Checklist migration cloud : 12 étapes pour réussir sans mauvaises surprises
Azure, AWS, Google Cloud ou OVH — la migration vers le cloud est un projet structurant. 80 % des migrations qui échouent n’échouent pas à cause de la technologie, mais à cause d’une mauvaise préparation. Cette checklist vous guide étape par étape.
Pourquoi migrer vers le cloud — et pourquoi maintenant ?
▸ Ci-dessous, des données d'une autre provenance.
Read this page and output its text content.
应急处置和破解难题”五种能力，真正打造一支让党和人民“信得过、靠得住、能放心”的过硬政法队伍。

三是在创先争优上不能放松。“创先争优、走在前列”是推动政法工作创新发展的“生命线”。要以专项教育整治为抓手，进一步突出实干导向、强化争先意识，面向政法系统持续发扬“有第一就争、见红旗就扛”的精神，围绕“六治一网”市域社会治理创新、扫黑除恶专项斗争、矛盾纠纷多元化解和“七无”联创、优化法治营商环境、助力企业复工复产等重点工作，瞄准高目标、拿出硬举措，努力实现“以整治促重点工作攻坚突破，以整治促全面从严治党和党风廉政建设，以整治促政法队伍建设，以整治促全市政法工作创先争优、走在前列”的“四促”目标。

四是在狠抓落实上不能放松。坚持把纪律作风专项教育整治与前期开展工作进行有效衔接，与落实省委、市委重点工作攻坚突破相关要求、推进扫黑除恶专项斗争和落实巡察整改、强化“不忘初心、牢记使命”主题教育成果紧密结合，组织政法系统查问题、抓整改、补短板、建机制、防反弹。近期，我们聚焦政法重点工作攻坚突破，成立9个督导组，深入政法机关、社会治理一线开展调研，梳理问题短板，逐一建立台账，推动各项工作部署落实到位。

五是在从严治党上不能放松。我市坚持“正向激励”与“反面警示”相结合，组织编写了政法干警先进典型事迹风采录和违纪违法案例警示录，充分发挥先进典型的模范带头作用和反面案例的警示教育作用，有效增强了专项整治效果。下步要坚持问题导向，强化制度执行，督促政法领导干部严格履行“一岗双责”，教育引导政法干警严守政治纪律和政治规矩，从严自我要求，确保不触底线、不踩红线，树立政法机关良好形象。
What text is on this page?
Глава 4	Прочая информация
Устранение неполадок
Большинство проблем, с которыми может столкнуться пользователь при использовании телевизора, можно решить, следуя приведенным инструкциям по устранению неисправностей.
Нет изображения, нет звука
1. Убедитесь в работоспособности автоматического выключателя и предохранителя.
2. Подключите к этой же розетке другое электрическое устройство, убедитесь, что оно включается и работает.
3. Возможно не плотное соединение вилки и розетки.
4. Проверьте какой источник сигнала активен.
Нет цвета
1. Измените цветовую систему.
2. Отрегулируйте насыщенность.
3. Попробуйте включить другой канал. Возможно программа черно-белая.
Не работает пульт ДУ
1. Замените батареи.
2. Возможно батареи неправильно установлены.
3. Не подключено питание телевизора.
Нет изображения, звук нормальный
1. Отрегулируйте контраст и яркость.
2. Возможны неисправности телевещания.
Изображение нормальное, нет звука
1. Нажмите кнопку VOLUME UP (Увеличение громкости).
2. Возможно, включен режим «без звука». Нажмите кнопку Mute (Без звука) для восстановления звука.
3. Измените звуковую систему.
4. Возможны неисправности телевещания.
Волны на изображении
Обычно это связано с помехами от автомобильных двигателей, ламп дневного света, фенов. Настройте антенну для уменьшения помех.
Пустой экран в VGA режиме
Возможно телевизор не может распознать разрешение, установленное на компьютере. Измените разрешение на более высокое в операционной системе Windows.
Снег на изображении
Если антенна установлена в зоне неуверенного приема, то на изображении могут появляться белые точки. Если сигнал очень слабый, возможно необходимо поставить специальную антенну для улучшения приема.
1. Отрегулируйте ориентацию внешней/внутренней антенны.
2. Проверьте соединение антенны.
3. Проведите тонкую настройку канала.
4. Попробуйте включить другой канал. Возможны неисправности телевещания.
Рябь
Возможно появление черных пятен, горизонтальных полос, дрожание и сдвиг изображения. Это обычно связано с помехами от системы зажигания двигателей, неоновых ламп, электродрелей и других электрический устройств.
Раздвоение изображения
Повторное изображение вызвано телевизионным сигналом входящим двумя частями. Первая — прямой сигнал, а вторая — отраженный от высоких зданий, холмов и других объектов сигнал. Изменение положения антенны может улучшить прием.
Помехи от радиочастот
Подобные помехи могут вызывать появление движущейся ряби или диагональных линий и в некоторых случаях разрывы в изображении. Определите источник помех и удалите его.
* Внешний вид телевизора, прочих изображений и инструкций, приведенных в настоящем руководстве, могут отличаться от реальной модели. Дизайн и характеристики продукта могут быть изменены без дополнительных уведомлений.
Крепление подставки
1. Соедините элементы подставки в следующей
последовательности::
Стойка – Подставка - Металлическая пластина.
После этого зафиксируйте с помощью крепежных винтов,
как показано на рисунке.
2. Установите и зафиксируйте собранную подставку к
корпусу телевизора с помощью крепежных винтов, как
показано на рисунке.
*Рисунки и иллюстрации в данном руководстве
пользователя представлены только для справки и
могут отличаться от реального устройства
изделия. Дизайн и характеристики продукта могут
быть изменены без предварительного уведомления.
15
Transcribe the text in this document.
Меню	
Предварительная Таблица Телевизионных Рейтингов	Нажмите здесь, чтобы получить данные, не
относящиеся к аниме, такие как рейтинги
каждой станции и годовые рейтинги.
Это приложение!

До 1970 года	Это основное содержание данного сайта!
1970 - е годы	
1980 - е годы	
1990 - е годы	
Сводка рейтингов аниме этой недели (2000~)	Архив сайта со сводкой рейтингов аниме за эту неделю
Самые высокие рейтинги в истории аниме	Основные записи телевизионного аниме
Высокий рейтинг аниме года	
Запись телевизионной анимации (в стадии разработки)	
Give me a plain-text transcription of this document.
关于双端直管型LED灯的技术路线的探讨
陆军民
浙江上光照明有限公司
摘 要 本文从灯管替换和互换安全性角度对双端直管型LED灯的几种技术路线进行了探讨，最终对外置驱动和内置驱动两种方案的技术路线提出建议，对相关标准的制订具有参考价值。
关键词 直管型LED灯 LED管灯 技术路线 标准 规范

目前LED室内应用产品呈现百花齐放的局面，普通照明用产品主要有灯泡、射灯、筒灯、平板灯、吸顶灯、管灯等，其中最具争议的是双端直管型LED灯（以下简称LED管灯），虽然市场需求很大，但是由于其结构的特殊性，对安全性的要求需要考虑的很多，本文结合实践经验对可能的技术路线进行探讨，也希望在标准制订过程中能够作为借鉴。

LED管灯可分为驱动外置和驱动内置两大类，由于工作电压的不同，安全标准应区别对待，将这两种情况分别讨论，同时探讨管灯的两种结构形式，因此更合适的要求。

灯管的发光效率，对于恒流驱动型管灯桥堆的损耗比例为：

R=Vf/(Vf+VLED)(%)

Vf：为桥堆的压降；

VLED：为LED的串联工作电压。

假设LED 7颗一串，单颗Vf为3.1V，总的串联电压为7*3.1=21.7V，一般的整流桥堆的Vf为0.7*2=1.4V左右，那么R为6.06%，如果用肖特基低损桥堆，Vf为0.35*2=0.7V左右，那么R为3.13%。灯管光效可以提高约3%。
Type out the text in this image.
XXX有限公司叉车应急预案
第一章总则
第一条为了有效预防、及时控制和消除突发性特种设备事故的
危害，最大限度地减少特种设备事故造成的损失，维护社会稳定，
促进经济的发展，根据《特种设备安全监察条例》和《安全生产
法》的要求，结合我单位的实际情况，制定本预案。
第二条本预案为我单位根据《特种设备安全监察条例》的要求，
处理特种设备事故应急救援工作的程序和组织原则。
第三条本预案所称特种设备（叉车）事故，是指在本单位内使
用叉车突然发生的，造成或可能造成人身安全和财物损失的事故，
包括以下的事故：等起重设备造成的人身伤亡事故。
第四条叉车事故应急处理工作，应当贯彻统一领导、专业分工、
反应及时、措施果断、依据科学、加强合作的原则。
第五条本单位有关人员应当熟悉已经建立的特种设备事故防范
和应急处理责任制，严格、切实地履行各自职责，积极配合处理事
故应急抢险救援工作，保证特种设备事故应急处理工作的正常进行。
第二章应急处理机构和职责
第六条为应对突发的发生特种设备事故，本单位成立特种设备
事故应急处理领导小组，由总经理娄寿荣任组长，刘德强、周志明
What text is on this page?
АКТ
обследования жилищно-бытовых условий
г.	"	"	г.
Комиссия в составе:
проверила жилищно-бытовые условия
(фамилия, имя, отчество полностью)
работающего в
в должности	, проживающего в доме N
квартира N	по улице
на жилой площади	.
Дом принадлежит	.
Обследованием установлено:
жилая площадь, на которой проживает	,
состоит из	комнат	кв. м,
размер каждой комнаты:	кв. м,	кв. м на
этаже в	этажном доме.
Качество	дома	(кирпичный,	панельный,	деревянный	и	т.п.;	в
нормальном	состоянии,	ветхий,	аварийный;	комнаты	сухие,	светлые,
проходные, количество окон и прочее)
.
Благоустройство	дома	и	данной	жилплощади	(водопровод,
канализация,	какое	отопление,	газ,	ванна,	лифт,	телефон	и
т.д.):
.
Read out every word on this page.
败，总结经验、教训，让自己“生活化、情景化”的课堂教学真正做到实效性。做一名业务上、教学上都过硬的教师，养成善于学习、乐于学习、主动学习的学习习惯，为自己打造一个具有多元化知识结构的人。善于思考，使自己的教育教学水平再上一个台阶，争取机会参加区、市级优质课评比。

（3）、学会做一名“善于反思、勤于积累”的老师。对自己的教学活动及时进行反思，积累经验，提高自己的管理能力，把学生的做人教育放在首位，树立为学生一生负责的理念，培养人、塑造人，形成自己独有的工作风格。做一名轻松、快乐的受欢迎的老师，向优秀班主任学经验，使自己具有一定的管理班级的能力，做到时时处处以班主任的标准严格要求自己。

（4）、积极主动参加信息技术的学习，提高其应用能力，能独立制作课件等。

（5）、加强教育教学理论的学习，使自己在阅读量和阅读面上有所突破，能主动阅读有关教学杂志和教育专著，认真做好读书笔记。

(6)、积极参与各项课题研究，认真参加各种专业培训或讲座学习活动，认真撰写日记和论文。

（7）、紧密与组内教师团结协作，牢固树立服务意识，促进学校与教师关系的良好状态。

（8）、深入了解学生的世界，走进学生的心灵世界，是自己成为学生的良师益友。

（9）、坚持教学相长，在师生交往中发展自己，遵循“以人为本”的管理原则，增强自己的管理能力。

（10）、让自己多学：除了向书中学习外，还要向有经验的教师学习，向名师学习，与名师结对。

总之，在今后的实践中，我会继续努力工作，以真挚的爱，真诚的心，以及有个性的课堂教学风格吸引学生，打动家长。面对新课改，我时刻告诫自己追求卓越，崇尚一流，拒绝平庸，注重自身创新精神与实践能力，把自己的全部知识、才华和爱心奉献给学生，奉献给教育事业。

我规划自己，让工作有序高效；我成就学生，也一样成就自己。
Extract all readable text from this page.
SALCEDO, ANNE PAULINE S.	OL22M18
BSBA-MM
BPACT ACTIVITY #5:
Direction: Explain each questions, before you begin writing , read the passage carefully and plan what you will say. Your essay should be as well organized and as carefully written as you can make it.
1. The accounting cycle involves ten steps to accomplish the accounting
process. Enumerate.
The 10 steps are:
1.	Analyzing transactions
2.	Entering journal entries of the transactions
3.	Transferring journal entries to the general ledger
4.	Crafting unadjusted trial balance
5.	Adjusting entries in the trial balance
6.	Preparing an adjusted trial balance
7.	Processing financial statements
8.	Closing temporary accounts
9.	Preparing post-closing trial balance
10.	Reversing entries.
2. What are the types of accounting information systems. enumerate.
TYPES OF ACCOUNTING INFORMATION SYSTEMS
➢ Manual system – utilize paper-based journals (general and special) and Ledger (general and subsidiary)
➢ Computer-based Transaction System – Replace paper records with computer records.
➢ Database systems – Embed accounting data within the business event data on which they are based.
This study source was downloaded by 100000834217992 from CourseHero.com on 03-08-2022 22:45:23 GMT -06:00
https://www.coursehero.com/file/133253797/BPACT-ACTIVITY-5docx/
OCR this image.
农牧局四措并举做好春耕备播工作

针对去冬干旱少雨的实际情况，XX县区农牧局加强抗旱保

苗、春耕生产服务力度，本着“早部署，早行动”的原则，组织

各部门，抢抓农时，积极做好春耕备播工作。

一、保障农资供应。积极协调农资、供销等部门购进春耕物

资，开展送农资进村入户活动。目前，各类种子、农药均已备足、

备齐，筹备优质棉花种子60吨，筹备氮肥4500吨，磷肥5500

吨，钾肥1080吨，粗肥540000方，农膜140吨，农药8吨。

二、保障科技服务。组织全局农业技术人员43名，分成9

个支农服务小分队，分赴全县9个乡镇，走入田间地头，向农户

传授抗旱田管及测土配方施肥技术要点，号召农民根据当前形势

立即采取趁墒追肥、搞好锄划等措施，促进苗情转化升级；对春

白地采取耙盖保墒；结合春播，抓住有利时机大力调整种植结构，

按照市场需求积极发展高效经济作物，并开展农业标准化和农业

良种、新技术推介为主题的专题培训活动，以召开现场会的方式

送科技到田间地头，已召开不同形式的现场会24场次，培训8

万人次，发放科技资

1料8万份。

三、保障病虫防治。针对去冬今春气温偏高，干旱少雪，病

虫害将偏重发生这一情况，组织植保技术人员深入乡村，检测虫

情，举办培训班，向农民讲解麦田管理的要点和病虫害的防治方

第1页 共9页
Le cloud n’est plus une option réservée aux grandes entreprises. Les entreprises qui migrent gagnent en agilité, en sécurité et en maîtrise des coûts — à condition de ne pas improviser la migration.
Réduction des coûts fixes
Fin des serveurs à amortir et des licences perpétuelles. Paiement à l’usage selon les ressources réellement consommées.
Sécurité renforcée
Les grands fournisseurs investissent massivement en sécurité. Mises à jour automatiques, chiffrement natif, conformité certifiée.
Continuité d’activité
Haute disponibilité, sauvegardes géo-redondantes et reprise d’activité en quelques minutes plutôt que plusieurs heures.
Scalabilité instantanée
Augmenter les ressources en quelques clics selon l’activité — sans investissement matériel préalable.
Télétravail & mobilité
Accès sécurisé aux applications depuis n’importe quel appareil, partout dans le monde.
Conformité réglementaire
Certifications ISO 27001, HDS, PCI DSS, RGPD incluses chez les grands fournisseurs — sans effort supplémentaire.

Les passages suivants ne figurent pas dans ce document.